En face, du côté macro, de l’autre côté de la salle de marché, il y a pourtant des certitudes. L’inflation est là et il y a aux Etats-Unis la volonté assez ferme de la combattre par les taux d’intérêt et la gestion des masses monétaires. Après les PIB du 1er semestre, négatifs sous la pression d’ajustement assez largement techniques dus à la sortie de crise de la Covid, la Réserve Fédérale ne va pas craindre de provoquer une période de très faible croissance et même une récession qui ne serait plus seulement technique. L’Europe ne suivra pas vraiment et cherchera à limiter la rigueur monétaire au risque d’une stagflation (ralentissement importé des Etats-Unis plus inflation interne, externe et due au change). Si récession américaine il doit y avoir, la prolongation actuelle du cycle du côté des entreprises peut déboucher sur un décrochage brutal et faire plus de dégâts que dans un scénario d’atterrissage en douceur. Cela posé, la Fed ne pourra aller très au-dessus des 3,5 % pour ses taux directeurs (position encore conciliante) et les budgets publics en Europe comme aux Etats-Unis limiteront son action récessive pour maintenir le plus gros du plein emploi avec, en sus, les dépenses d’économie de guerre.

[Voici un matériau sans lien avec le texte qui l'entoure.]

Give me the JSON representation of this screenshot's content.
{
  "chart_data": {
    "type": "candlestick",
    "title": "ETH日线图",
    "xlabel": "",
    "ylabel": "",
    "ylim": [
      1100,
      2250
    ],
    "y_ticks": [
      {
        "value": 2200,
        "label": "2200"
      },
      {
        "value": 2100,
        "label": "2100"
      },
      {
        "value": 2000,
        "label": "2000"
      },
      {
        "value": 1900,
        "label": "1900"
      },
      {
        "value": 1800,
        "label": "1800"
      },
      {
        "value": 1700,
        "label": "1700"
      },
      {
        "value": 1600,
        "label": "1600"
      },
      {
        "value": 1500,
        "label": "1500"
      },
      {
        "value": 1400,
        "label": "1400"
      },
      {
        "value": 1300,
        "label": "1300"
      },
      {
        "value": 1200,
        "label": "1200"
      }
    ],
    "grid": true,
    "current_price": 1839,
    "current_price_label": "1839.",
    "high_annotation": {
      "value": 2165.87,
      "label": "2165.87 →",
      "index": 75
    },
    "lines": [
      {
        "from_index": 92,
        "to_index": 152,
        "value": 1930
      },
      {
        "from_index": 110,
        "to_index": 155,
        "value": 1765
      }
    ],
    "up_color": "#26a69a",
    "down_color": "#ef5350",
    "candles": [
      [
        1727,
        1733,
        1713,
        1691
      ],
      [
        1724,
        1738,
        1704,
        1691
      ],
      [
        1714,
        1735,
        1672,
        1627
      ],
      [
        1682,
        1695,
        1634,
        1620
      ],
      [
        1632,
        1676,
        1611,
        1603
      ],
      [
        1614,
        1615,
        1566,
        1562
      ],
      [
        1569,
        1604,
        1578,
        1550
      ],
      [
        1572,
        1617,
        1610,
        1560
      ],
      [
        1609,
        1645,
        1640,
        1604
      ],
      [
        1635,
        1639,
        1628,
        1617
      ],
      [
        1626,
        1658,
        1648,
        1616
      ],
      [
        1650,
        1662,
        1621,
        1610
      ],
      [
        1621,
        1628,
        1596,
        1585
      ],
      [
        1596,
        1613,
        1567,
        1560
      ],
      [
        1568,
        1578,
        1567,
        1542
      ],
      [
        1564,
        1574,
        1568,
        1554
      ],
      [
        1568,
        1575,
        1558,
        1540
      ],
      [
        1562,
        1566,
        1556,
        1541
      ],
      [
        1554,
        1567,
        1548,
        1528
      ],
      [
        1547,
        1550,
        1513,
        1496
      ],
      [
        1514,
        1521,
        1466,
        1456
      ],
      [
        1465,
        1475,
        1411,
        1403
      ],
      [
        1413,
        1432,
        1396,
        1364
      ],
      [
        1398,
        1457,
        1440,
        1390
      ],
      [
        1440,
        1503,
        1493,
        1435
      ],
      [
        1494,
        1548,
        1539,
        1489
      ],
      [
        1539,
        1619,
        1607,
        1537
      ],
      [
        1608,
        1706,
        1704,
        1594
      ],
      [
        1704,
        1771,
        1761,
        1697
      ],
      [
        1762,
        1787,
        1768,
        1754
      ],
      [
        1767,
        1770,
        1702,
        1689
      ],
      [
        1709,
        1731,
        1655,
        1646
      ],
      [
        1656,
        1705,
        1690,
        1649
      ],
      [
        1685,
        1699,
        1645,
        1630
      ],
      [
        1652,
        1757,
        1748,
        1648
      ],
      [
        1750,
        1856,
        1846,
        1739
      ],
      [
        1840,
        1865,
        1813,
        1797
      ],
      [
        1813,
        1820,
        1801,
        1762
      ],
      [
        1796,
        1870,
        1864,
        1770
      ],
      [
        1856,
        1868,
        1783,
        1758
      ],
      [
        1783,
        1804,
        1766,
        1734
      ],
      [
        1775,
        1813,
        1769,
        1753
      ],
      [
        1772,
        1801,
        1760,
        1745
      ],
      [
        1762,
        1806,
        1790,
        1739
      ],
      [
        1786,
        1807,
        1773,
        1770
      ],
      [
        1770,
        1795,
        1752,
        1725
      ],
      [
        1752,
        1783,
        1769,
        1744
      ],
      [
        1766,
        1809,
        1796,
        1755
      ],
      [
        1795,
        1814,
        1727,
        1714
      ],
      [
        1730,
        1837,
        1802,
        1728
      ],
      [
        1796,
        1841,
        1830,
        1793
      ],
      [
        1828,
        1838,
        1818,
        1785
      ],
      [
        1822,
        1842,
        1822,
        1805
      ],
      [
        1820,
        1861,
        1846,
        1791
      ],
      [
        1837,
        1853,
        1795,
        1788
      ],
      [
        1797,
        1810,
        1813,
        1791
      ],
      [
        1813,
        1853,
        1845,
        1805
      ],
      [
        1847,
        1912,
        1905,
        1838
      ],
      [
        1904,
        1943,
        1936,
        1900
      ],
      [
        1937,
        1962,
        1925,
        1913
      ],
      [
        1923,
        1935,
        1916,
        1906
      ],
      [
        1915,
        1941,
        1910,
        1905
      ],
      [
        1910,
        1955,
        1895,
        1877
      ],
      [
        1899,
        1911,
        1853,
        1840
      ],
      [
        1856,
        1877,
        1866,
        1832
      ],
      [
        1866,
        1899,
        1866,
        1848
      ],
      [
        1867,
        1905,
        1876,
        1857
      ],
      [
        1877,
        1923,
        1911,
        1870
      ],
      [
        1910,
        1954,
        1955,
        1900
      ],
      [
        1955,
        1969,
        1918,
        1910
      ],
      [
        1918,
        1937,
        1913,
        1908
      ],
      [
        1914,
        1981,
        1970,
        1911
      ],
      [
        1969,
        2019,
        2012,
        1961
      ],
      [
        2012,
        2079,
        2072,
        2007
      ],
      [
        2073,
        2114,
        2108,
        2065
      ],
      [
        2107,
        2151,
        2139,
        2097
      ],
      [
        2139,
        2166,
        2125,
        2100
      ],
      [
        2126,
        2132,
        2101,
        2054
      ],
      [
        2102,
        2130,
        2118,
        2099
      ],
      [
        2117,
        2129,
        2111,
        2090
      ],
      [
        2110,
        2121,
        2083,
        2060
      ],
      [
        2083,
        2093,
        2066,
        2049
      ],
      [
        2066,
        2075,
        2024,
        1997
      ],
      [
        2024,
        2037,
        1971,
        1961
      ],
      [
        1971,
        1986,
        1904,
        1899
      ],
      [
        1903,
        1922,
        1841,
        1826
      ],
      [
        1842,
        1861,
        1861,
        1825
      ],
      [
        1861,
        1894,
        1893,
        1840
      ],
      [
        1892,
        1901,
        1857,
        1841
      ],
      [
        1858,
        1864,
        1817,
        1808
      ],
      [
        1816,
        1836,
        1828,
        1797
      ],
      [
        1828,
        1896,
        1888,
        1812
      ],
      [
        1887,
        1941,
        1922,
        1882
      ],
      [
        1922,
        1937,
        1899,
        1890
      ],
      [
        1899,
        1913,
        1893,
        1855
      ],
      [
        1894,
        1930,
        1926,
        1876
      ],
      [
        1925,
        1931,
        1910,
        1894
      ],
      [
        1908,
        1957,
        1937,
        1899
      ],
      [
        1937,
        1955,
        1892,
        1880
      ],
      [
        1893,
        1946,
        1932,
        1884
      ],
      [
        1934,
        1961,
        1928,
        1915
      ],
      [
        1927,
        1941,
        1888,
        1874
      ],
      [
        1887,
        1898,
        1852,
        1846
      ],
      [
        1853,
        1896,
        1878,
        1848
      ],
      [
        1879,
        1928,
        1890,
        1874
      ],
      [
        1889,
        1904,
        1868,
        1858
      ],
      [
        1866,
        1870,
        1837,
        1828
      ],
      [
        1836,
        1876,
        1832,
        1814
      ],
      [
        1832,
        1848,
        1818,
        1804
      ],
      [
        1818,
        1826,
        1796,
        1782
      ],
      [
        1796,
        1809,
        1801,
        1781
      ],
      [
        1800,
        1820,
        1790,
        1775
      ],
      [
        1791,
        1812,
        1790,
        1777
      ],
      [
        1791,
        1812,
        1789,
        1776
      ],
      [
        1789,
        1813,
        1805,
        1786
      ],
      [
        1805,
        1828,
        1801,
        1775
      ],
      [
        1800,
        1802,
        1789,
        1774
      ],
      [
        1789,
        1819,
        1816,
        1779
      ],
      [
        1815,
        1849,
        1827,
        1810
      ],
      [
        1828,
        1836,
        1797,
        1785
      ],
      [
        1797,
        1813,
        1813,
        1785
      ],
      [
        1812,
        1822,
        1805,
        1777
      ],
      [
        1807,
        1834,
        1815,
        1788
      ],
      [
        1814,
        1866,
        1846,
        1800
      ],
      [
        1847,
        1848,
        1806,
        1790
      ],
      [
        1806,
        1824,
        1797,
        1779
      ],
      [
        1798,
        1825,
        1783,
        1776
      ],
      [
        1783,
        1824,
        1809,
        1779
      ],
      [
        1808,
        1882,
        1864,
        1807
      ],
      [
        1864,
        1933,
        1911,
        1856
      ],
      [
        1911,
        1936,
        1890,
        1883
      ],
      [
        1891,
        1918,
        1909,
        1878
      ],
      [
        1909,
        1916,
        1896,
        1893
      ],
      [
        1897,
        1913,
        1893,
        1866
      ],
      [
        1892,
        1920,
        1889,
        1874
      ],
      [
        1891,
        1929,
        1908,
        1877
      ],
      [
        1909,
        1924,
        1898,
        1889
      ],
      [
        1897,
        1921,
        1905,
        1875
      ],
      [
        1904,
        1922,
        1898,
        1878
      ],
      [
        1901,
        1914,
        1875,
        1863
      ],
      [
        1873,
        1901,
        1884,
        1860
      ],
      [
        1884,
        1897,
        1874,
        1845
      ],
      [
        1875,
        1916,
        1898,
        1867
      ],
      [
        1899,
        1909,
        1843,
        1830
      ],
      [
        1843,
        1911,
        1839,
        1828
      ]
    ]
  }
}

La combinaison de ces perspectives macro médiocres, des publications micro dynamiques et de masses monétaires et de taux encore favorables se retrouvent dans les marchés financiers. La trajectoire des profits va s’infléchir, mais la probabilité que cela dure s’est renforcée. Une récession peut être très faible aux Etats-Unis et des bénéfices en Europe de phase de début d’inflation sont au total porteurs pour le moment. La poursuite de cette résistance n’est pas le scénario central qui table toujours sur un fort ralentissement américain provoqué par la Réserve Fédérale. Mais, au stade d’aujourd’hui, les mauvaises nouvelles sont pour beaucoup dans les cours de Bourse ou les rendements des obligations. Les multiples de valorisation sont à des niveaux raisonnables qui protègent en partie les cours face à un ralentissement économique. Reste la géopolitique, ses risques d’embrasement et les retombées de guerre froide : après les matières premières, la problématique gagne les semi-conducteurs. Mais, en l’espèce, il est vain de chercher à anticiper : Jupiter rend fous ceux qu’il veut perdre.